Hacker News new | ask | show | jobs
by dntrkv 3222 days ago
I've been saying this for years, thumbs up/down is the only system that makes sense to me.

Foursquare uses it and I've found their scores to be way more useful than Yelp's.

The biggest problem with star ratings is that it's so arbitrary. What is the difference between 3 and 3.5? What is a 1 vs a 2? 3/5 is 60%, that's almost failing when you think about it on a grading scale, if I scored something as a 3/5 I would never use that product or service again, yet, many of the best restaurants are rated 3/5 on Yelp.

Unless the user has some scoring system in place for different qualities of the product or service, there is no way you can get anything resembling an accurate score.

I would never trust a user to accurately assess a score given 10 different options (.5-5) but I would be way more likely to trust a user to say either "I like this product" or "I do not like this product."

But yes, the Wirecutter approach works great, but it just doesn't scale.

7 comments

Counterpoint: I almost solely rely on the stars histogram in Yelp (available only on the website, not the app), completely ignoring whatever Yelp's calculated "average" is.

If a place has more 5-star ratings than 4-star ratings, it's generally amazing. If it has more 4-star ratings than 5-star ratings, it's generally fine but not something particularly special.

Just thumbs up/down would eliminate what is, to me, the single most useful aspect of Yelp.

It doesn't matter that star ratings are arbitrary -- when you average enough of them out, a clear signal overrides the noise. You can distrust any given user, while still trusting the aggregate.

(Curiously enough, I don't find any equivalent value on Amazon. On Yelp, you're really evaluating an overall experience along a whole set of dimensions, so there's a lot more to discriminate on. On Amazon, it does seem to be more of a binary evaluation -- does the product work reliably or not?)

I used to think the same thing until I realized the most accurate and consistent ratings I use on a regular basis is rotten tomatoes. And they're based on strict thumbs up/ down.

It ensures votes hold equal weight and that "extreme polar" voters don't skew things. It also avoids the opposite problem of "everything is neutral" vote unless horrible/incredible.

RT also handles high brow and low brow well. You get less voting of "eh I didn't love it, but it's sophisticated so I'll give it an extra star."

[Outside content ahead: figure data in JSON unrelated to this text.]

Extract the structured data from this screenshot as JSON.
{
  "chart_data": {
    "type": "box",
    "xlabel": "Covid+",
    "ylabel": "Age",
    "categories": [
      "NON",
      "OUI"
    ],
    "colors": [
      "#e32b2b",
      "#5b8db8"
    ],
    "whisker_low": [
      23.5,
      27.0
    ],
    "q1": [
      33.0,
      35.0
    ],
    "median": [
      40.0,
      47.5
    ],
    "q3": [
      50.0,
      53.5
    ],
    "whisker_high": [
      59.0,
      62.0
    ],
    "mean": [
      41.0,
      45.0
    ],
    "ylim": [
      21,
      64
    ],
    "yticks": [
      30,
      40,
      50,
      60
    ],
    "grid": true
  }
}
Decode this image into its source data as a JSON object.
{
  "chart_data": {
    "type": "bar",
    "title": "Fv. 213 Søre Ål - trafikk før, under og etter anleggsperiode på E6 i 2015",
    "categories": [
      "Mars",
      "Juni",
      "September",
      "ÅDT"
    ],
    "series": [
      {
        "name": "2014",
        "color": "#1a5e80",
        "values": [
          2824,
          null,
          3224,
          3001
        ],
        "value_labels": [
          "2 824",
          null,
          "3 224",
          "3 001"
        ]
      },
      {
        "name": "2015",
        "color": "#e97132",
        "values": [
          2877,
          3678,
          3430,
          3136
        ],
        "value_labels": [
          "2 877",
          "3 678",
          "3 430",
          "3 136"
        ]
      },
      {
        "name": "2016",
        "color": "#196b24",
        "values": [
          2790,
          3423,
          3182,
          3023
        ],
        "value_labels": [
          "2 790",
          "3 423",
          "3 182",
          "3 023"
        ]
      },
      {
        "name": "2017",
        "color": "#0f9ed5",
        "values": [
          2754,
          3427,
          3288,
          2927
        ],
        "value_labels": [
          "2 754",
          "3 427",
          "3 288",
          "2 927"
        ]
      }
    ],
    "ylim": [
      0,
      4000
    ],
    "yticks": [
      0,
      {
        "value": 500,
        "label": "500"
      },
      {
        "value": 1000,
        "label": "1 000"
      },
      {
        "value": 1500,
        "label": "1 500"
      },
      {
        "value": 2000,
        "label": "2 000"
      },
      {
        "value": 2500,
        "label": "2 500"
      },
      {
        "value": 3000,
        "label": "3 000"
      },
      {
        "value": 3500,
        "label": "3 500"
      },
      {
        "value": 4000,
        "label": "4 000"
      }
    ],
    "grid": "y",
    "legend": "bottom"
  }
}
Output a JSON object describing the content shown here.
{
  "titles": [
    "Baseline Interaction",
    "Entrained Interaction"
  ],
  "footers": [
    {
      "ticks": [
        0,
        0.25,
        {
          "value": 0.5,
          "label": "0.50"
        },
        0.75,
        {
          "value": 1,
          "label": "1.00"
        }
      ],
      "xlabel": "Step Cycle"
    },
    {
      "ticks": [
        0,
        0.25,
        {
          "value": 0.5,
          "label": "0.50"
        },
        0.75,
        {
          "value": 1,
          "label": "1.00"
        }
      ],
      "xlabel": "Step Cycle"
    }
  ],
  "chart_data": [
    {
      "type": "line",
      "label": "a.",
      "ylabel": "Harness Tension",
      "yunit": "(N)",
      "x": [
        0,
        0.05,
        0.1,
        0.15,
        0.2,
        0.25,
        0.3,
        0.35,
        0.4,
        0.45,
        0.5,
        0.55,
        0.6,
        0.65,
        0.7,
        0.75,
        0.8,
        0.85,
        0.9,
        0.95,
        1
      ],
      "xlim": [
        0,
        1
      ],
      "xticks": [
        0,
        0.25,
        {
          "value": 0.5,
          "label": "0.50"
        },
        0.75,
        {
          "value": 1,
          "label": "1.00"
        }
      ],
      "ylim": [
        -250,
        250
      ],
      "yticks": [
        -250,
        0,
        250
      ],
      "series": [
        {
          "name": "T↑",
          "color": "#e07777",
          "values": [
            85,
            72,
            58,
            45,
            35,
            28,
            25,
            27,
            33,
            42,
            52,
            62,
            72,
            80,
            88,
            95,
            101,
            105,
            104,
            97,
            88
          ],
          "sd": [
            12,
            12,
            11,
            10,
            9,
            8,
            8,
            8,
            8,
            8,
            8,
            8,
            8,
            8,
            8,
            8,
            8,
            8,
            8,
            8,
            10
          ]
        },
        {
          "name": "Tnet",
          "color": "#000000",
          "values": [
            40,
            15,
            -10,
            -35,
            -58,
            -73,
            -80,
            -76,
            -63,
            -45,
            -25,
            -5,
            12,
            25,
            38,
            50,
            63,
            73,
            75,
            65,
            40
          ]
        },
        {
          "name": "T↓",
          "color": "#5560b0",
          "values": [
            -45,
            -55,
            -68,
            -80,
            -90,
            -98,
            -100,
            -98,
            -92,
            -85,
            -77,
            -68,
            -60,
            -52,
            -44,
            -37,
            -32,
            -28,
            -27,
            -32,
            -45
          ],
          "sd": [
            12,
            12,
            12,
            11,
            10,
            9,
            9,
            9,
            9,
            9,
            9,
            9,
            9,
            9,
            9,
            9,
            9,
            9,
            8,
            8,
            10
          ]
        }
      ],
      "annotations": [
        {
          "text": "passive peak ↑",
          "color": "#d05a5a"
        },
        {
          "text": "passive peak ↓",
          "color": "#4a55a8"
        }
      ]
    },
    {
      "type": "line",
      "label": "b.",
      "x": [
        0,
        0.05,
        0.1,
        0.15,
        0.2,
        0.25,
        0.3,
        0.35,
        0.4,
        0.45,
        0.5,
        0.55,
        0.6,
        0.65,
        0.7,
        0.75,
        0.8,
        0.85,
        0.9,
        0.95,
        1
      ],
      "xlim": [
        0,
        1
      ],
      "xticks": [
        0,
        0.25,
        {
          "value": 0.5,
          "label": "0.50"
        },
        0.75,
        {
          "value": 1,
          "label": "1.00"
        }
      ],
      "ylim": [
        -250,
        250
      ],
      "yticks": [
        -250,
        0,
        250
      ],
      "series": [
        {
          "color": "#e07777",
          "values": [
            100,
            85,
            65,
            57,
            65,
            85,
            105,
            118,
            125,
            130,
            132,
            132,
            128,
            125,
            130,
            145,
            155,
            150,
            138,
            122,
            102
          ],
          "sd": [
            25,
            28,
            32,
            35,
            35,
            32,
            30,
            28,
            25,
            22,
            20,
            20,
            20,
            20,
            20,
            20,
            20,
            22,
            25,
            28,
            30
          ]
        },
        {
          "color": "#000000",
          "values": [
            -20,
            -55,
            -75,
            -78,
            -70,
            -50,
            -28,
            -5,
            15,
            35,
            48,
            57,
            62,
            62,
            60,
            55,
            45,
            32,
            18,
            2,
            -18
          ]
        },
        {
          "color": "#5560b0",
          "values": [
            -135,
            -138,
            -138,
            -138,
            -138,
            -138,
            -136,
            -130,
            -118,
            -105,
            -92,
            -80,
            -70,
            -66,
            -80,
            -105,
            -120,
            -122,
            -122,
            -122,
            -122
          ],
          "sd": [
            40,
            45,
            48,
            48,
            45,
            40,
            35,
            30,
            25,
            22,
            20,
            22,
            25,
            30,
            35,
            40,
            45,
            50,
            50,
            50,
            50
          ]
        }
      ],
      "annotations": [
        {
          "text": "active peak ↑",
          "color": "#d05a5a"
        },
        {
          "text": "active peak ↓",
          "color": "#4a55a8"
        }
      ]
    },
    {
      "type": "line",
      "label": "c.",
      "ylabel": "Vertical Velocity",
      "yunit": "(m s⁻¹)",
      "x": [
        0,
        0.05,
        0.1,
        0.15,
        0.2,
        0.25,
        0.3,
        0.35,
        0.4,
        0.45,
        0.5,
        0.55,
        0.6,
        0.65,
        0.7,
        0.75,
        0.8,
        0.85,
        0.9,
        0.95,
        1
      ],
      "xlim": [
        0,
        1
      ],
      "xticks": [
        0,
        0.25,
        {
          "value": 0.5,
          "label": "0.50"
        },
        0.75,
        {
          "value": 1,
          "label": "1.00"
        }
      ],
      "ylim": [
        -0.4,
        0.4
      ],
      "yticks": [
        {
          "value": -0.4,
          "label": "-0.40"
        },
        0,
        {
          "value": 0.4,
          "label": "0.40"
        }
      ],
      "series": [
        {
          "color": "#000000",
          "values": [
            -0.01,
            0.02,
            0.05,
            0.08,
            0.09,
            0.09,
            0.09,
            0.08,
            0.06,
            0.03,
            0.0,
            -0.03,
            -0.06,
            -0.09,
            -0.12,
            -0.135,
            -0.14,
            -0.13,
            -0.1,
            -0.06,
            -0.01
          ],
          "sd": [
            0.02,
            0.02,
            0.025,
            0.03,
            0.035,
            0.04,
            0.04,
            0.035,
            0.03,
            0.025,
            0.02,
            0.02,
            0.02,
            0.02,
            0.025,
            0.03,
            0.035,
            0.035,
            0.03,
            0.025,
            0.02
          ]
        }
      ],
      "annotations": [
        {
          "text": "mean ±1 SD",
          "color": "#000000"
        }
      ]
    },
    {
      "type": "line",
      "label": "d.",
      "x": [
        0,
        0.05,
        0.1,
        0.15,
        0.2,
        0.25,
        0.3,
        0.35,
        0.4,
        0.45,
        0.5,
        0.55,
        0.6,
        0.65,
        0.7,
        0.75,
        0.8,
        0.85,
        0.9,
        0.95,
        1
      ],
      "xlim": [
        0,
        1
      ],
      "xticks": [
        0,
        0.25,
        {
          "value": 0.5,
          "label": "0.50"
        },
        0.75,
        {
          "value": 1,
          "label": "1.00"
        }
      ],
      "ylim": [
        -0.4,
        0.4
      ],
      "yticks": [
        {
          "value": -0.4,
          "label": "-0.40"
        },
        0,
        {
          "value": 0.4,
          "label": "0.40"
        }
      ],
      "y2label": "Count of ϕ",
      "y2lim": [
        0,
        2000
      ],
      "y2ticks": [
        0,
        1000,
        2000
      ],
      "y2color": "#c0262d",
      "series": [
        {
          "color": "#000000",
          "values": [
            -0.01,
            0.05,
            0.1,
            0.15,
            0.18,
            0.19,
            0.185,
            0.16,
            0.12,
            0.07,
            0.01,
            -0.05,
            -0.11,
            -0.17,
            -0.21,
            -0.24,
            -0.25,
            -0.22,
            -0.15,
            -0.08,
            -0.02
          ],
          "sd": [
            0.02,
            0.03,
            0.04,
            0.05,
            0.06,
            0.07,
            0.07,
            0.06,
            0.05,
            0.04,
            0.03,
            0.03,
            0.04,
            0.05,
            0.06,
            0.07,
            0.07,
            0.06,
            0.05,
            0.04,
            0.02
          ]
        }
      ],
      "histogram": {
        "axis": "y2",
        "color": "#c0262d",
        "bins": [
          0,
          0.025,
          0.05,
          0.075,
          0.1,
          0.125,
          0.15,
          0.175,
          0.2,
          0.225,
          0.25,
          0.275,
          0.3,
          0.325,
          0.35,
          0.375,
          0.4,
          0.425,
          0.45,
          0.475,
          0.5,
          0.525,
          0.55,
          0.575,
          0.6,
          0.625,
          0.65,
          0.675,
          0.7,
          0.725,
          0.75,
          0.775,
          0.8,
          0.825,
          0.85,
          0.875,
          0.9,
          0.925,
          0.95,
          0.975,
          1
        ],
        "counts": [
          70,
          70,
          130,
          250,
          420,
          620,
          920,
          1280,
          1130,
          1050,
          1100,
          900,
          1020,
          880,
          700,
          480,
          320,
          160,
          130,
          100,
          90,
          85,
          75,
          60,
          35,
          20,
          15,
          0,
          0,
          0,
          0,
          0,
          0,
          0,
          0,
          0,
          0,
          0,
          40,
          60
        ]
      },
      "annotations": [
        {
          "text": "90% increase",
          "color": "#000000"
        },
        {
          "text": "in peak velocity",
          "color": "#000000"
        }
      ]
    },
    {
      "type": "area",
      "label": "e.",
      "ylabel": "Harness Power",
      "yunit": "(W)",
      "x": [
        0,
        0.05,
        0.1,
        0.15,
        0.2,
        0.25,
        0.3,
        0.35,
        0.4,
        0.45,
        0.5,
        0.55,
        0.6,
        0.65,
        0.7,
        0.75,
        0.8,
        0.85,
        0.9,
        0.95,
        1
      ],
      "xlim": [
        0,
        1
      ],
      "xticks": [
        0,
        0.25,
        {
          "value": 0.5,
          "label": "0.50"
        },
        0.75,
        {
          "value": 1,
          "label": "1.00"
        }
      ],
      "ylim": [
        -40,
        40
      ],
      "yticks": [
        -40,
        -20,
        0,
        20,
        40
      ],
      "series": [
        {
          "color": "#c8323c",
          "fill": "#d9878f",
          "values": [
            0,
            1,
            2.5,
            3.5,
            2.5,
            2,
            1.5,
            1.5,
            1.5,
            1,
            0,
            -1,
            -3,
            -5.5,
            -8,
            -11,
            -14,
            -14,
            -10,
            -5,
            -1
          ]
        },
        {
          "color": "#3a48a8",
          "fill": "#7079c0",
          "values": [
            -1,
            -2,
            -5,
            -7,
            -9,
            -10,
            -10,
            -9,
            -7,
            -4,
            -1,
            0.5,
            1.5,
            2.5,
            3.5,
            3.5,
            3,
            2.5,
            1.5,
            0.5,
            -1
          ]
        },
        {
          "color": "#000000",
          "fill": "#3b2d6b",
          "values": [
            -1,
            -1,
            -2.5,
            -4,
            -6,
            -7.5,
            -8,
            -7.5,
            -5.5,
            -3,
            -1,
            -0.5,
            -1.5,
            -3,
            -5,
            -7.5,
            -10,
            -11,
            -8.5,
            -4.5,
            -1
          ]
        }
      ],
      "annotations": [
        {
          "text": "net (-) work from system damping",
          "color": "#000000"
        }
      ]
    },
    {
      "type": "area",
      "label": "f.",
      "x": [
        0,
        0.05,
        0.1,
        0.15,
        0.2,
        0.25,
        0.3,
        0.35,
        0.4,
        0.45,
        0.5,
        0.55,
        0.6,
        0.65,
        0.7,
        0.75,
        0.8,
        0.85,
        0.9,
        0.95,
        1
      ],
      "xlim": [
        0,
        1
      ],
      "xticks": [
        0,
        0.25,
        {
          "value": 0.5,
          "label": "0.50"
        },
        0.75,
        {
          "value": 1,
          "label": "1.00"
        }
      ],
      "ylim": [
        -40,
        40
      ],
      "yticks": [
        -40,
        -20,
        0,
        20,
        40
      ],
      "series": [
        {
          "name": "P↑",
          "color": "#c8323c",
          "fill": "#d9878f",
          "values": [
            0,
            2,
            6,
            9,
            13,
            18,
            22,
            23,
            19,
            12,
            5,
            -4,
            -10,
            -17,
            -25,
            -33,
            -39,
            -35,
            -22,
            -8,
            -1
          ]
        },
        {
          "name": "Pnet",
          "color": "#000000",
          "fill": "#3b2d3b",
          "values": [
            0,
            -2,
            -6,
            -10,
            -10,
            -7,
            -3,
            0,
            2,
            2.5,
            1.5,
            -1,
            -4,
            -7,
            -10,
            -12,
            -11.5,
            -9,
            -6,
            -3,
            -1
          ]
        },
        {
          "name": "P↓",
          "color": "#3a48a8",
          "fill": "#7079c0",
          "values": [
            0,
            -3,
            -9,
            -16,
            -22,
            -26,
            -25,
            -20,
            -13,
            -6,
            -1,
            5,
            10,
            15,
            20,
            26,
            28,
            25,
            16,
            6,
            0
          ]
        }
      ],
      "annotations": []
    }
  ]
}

I'm sold on simple up/down.

Rotten Tomatoes is good and predicting a movie I (or others) like, but not really at "ranking". Zootopia, one of their top movies of 2016 and a 98% rating, is a good movie, but one I'm unlikely to pursue again. The Godfather (with a 99%) rating, is a movie I will pick up on Blu Ray and revisit many times. It's far more than 1% better than Zootopia.

So RT is good at predicting "should I watch this movie I haven't watched before", but bad at predicting more sophisticated habits or preferences. I wouldn't buy the Blu Ray off a RT prediction, but I would rent.

So it becomes a question of what are you trying to accomplish? For some issues up/down is a good way to solve a problem, for others it isn't.

Rotten Tomatoes actually has both ratings, meaning they recognize the limitation you're referring to. In the other, Zootopia has 8.1/10 and The Godfather has 9.2/10, showing that difference in quality.
Also you just aren't the demographic for zootopia. If you have kids then it probably is worth buying and they will watch it many times. There are so many genres of films, it's best to compare within a single genre and not between.
> Rotten Tomatoes is good and predicting a movie I (or others) like, but not really at "ranking". Zootopia, one of their top movies of 2016 and a 98% rating, is a good movie, but one I'm unlikely to pursue again

It feels like you're mixing together two different arguments. Rotten Tomatoes is good at predicting whether someone will like a movie. What is "ranking"? That is a very undefined concept. Ranking of what? It's clearly not ranking of likelyhood of a person liking a movie because rotten tomatoes already does that.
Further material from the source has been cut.